Il progetto The Internet nasce da una costola del famigerato collettivo OFWGKTA, uno dei più prolifici, originali e controversi dell'anno che abbiamo appena trascorso. Ad animarlo troviamo infatti il produttore Matt Martians ma soprattutto la dj, cantante (e a sua volta produttrice) Syd Tha Kid, l'unica donna del gruppo, lesbica dichiarata e per questo finita spesso nel mirino di chi l'accusa di avallare, con la sua collaborazione, le provocazioni omofobe che debordano dai testi dei suoi compagni di avventura. Prescindendo da queste polemiche, fondate o meno che siano, va detto che i due avevano già messo in luce il loro talento nella realizzazione di alcuni brani del disco manifesto "12 Odd Future Songs" ("King" e "They Say", ripresa anche qui).
A parte la scelta di un moniker che omaggia (verosimilmente) il medium fondamentale nella definizione stilistica e nel successo commerciale della crew di appartenenza, "Purple Naked Ladies" non ha poi molto a che spartire con gli scenari violenti e iperrealistici degli OFWGKTA. L'atmosfera predominante, onirica e decadente, è a metà strada fra un boudoir a tripla x e un club privè popolato di sonnambuli che mimano ombre cinesi perverse, arabeschi da paradisi artificiali ("Shangrila") incapsulati chimicamente o inalati su tavoli trasparenti ("Cocaine"). Un melange sofisticato e un po' morboso che diluisce frammenti trip-hop, suggestioni jazz lounge, p-funk e nu-soul cucendoli col sincretico metro hip-hop caro a Syd e Matt.

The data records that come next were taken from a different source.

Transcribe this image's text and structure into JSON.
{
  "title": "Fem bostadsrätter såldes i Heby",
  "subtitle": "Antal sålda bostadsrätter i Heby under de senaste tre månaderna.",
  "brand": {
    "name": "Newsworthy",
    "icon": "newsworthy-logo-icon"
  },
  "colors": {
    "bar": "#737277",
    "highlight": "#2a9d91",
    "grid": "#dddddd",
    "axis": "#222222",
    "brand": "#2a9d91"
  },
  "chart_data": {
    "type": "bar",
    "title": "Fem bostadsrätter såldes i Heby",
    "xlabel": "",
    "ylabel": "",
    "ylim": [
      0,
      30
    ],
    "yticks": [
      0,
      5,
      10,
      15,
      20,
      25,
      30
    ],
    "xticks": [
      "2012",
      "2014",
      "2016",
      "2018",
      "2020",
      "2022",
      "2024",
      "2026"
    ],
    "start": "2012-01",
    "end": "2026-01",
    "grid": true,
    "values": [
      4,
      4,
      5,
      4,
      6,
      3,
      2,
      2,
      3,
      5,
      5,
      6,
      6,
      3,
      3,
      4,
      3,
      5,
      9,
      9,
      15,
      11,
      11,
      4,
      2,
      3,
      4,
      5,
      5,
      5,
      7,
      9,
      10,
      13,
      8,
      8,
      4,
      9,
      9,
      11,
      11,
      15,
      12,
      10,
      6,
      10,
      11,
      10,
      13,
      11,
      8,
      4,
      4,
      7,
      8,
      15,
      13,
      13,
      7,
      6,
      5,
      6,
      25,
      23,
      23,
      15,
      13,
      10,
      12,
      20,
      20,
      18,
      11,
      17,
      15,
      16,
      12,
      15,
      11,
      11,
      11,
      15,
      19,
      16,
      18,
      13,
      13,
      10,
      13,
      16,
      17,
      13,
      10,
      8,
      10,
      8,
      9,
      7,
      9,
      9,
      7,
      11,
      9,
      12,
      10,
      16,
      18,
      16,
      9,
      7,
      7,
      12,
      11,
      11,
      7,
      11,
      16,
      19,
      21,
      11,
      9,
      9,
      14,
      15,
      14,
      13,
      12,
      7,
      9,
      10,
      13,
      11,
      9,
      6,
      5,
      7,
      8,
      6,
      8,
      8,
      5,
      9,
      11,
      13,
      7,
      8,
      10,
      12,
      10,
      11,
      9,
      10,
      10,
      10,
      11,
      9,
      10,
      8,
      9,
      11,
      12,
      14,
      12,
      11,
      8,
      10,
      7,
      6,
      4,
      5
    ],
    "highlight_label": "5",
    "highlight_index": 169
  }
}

Fra synth sgargianti e slabbrati ("Fastlane"), bassi liquidi e sottocutanei, break-beat sottili, eleganza notturna e sospirosa ("The Garden"), romanticismo un po' ambiguo e sibilato con voce melliflua dalla Syd in persona ("They Say", "Gurl", "Love Song"), isolati sussulti funky anni 70 ("Lincoln"), le canzoni in sé sembrano perdere a poco a poco la presa sull'ascoltatore e collassare l'una nell'altra. Filtrando, non di meno, alcuni momenti di buon pregio come l'ipnotico e sboccato spleen di "She DGAF", l'ottima "Cocaine/Levie" (che vede la partecipazione di un altro Odd Future: Lefty Brain) e l'iridescente "Ode To A Dream", riscattata da una sublime seconda parte in cui i bassi e gli effetti del turntable sembrano quasi risucchiare la base, disperdere nel soliloquio le parole.
Tirando le somme, Syd Tha Kid e Matt Martians si confermano promettenti beat-maker, mostrando la qualità del loro parco campionamenti, ma l'album, dopo una buona impressione iniziale, appare nel complesso un po' ozioso e prolisso, quasi un esercizio di stile fine a se stesso.